Reconhecimento facial: o uso público e o risco de abuso privado

Reprodução

A cada dia, a tecnologia de reconhecimento facial é incorporada a redes de câmeras em áreas públicas e privadas no Brasil. São instrumentos importantes para a segurança. No Rio de Janeiro, foram usadas câmeras especiais em Copacabana, durante o réveillon. O sistema teria ajudado a coibir furtos e roubos, mas ainda mostrou falhas que podem levar a erros graves. Pelo menos uma pessoa foi identificada, detida e, em seguida, solta porque o banco de dados acessado assinalou que se trataria de um indivíduo procurado, embora o mandado de prisão estivesse inválido. A vítima já não devia contas à justiça. Ocorreram no Rio, em outras ocasiões, anteriores à nova tecnologia, casos de falsa identificação em álbuns digitais de fotos em delegacias que resultaram em prisões injustas também posteriormente anuladas por juízes. No caso, as fotos supostamente apontadas por testemunhas não correspondiam à pessoa inocente e presa. É necessário, à medida em que as redes de câmeras se espalhem, que os critérios sejam aperfeiçoados, os bancos de imagens e dados unificados e mantidos atualizados.

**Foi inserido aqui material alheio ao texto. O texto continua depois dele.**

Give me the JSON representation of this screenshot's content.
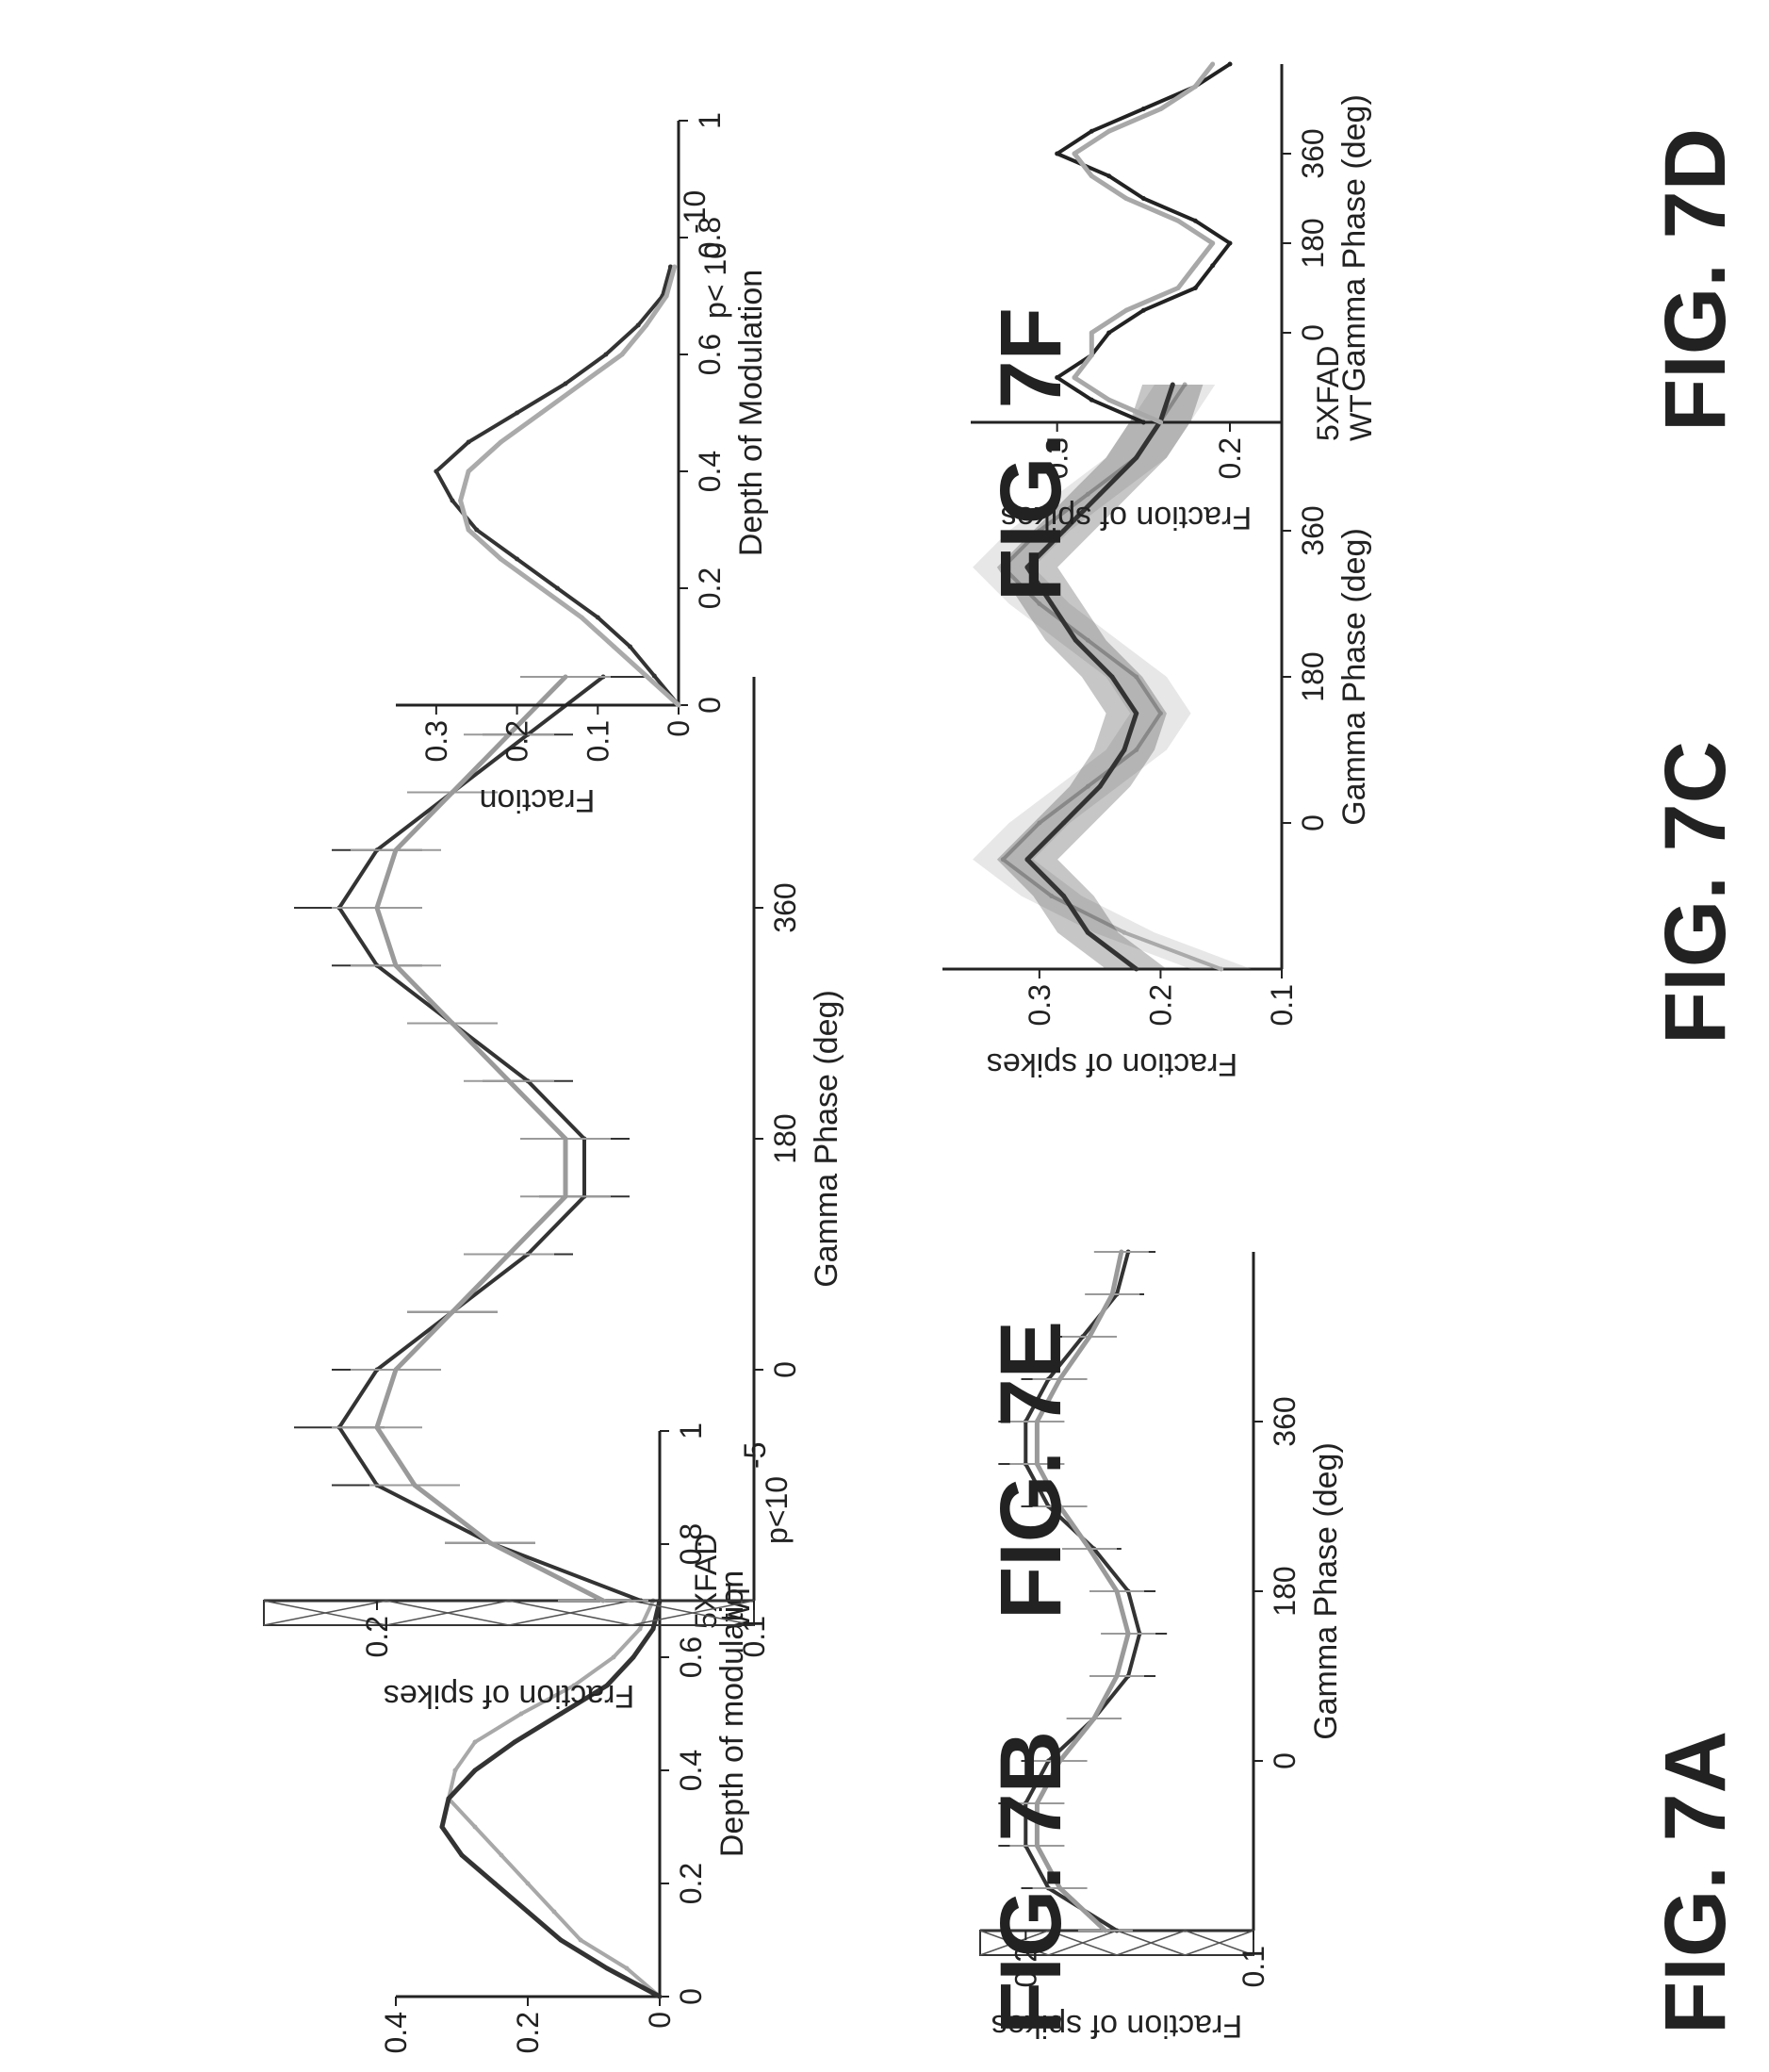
{
  "figures": {
    "a": {
      "title": "FIG. 7A"
    },
    "b": {
      "title": "FIG. 7B"
    },
    "c": {
      "title": "FIG. 7C"
    },
    "d": {
      "title": "FIG. 7D"
    },
    "e": {
      "title": "FIG. 7E"
    },
    "f": {
      "title": "FIG. 7F"
    }
  },
  "chart_data": [
    {
      "id": "a",
      "type": "line",
      "title": "FIG. 7A",
      "xlabel": "Gamma Phase (deg)",
      "ylabel": "Fraction of spikes",
      "x_ticks": [
        "0",
        "180",
        "360"
      ],
      "y_ticks": [
        "0.1",
        "0.2"
      ],
      "xlim": [
        -180,
        540
      ],
      "ylim": [
        0.1,
        0.22
      ],
      "x": [
        -180,
        -135,
        -90,
        -45,
        0,
        45,
        90,
        135,
        180,
        225,
        270,
        315,
        360,
        405,
        450,
        495,
        540
      ],
      "series": [
        {
          "values": [
            0.16,
            0.19,
            0.2,
            0.2,
            0.19,
            0.17,
            0.155,
            0.15,
            0.155,
            0.17,
            0.19,
            0.2,
            0.2,
            0.19,
            0.175,
            0.16,
            0.155
          ],
          "color": "#333333"
        },
        {
          "values": [
            0.165,
            0.185,
            0.195,
            0.195,
            0.185,
            0.17,
            0.16,
            0.155,
            0.16,
            0.172,
            0.185,
            0.195,
            0.195,
            0.185,
            0.172,
            0.162,
            0.158
          ],
          "color": "#9a9a9a"
        }
      ]
    },
    {
      "id": "b",
      "type": "line",
      "title": "FIG. 7B",
      "xlabel": "Depth of modulation",
      "ylabel": "Fraction",
      "x_ticks": [
        "0",
        "0.2",
        "0.4",
        "0.6",
        "0.8",
        "1"
      ],
      "y_ticks": [
        "0",
        "0.2",
        "0.4"
      ],
      "xlim": [
        0,
        1
      ],
      "ylim": [
        0,
        0.4
      ],
      "x": [
        0,
        0.05,
        0.1,
        0.15,
        0.2,
        0.25,
        0.3,
        0.35,
        0.4,
        0.45,
        0.5,
        0.55,
        0.6,
        0.65,
        0.7
      ],
      "series": [
        {
          "name": "5XFAD",
          "values": [
            0,
            0.05,
            0.12,
            0.16,
            0.2,
            0.24,
            0.28,
            0.32,
            0.31,
            0.28,
            0.21,
            0.13,
            0.07,
            0.03,
            0.01
          ],
          "color": "#a8a8a8"
        },
        {
          "name": "WT",
          "values": [
            0,
            0.08,
            0.15,
            0.2,
            0.25,
            0.3,
            0.33,
            0.32,
            0.28,
            0.22,
            0.15,
            0.08,
            0.04,
            0.01,
            0
          ],
          "color": "#333333"
        }
      ],
      "annotations": [
        "5XFAD",
        "WT",
        "p<10",
        "-5"
      ]
    },
    {
      "id": "c",
      "type": "line",
      "title": "FIG. 7C",
      "xlabel": "Gamma Phase (deg)",
      "ylabel": "Fraction of spikes",
      "x_ticks": [
        "0",
        "180",
        "360"
      ],
      "y_ticks": [
        "0.1",
        "0.2",
        "0.3"
      ],
      "xlim": [
        -180,
        540
      ],
      "ylim": [
        0.1,
        0.38
      ],
      "x": [
        -180,
        -135,
        -90,
        -45,
        0,
        45,
        90,
        135,
        180,
        225,
        270,
        315,
        360,
        405,
        450,
        495,
        540
      ],
      "series": [
        {
          "name": "5XFAD",
          "values": [
            0.15,
            0.23,
            0.29,
            0.33,
            0.3,
            0.26,
            0.22,
            0.2,
            0.22,
            0.26,
            0.3,
            0.33,
            0.3,
            0.26,
            0.22,
            0.2,
            0.18
          ],
          "color": "#aaaaaa"
        },
        {
          "name": "WT",
          "values": [
            0.22,
            0.26,
            0.28,
            0.31,
            0.28,
            0.25,
            0.23,
            0.22,
            0.24,
            0.27,
            0.29,
            0.31,
            0.28,
            0.25,
            0.22,
            0.2,
            0.19
          ],
          "color": "#333333"
        }
      ],
      "annotations": [
        "5XFAD",
        "WT"
      ]
    },
    {
      "id": "d",
      "type": "line",
      "title": "FIG. 7D",
      "xlabel": "Gamma Phase (deg)",
      "ylabel": "Fraction of spikes",
      "x_ticks": [
        "0",
        "180",
        "360"
      ],
      "y_ticks": [
        "0.2",
        "0.3"
      ],
      "xlim": [
        -180,
        540
      ],
      "ylim": [
        0.17,
        0.35
      ],
      "x": [
        -180,
        -135,
        -90,
        -45,
        0,
        45,
        90,
        135,
        180,
        225,
        270,
        315,
        360,
        405,
        450,
        495,
        540
      ],
      "series": [
        {
          "values": [
            0.25,
            0.28,
            0.3,
            0.28,
            0.27,
            0.25,
            0.22,
            0.21,
            0.2,
            0.22,
            0.25,
            0.27,
            0.3,
            0.28,
            0.25,
            0.22,
            0.2
          ],
          "color": "#222222"
        },
        {
          "values": [
            0.24,
            0.27,
            0.29,
            0.28,
            0.28,
            0.26,
            0.23,
            0.22,
            0.21,
            0.23,
            0.26,
            0.28,
            0.29,
            0.27,
            0.24,
            0.22,
            0.21
          ],
          "color": "#a8a8a8"
        }
      ]
    },
    {
      "id": "e",
      "type": "line",
      "title": "FIG. 7E",
      "xlabel": "Gamma Phase (deg)",
      "ylabel": "Fraction of spikes",
      "x_ticks": [
        "0",
        "180",
        "360"
      ],
      "y_ticks": [
        "0.1",
        "0.2"
      ],
      "xlim": [
        -180,
        540
      ],
      "ylim": [
        0.1,
        0.23
      ],
      "x": [
        -180,
        -135,
        -90,
        -45,
        0,
        45,
        90,
        135,
        180,
        225,
        270,
        315,
        360,
        405,
        450,
        495,
        540
      ],
      "series": [
        {
          "values": [
            0.13,
            0.17,
            0.2,
            0.21,
            0.2,
            0.18,
            0.16,
            0.145,
            0.145,
            0.16,
            0.18,
            0.2,
            0.21,
            0.2,
            0.18,
            0.16,
            0.14
          ],
          "color": "#333333"
        },
        {
          "values": [
            0.14,
            0.17,
            0.19,
            0.2,
            0.195,
            0.18,
            0.165,
            0.15,
            0.15,
            0.165,
            0.18,
            0.195,
            0.2,
            0.195,
            0.18,
            0.165,
            0.15
          ],
          "color": "#9a9a9a"
        }
      ]
    },
    {
      "id": "f",
      "type": "line",
      "title": "FIG. 7F",
      "xlabel": "Depth of Modulation",
      "ylabel": "Fraction",
      "x_ticks": [
        "0",
        "0.2",
        "0.4",
        "0.6",
        "0.8",
        "1"
      ],
      "y_ticks": [
        "0",
        "0.1",
        "0.2",
        "0.3"
      ],
      "xlim": [
        0,
        1
      ],
      "ylim": [
        0,
        0.35
      ],
      "x": [
        0,
        0.05,
        0.1,
        0.15,
        0.2,
        0.25,
        0.3,
        0.35,
        0.4,
        0.45,
        0.5,
        0.55,
        0.6,
        0.65,
        0.7,
        0.75
      ],
      "series": [
        {
          "values": [
            0,
            0.03,
            0.06,
            0.1,
            0.15,
            0.2,
            0.25,
            0.28,
            0.3,
            0.26,
            0.2,
            0.14,
            0.09,
            0.05,
            0.02,
            0.01
          ],
          "color": "#333333"
        },
        {
          "values": [
            0,
            0.04,
            0.08,
            0.12,
            0.17,
            0.22,
            0.26,
            0.27,
            0.26,
            0.22,
            0.17,
            0.12,
            0.07,
            0.04,
            0.015,
            0.005
          ],
          "color": "#aaaaaa"
        }
      ],
      "annotations": [
        "p< 10",
        "-10"
      ]
    }
  ]
}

O reconhecimento facial é hoje uma ferramenta indispensável, por exemplo, na liberação de acesso a edifícios, autenticação em contas bancárias ou quaisquer outros aplicativos, reconhecimento de suspeitos ou identificação de pessoas desaparecidas. A tecnologia busca particularidades faciais que diferenciem um individuo de outro, converte a imagem em dados e tenta localizar um rosto correpondente em grandes bancos de imagens.  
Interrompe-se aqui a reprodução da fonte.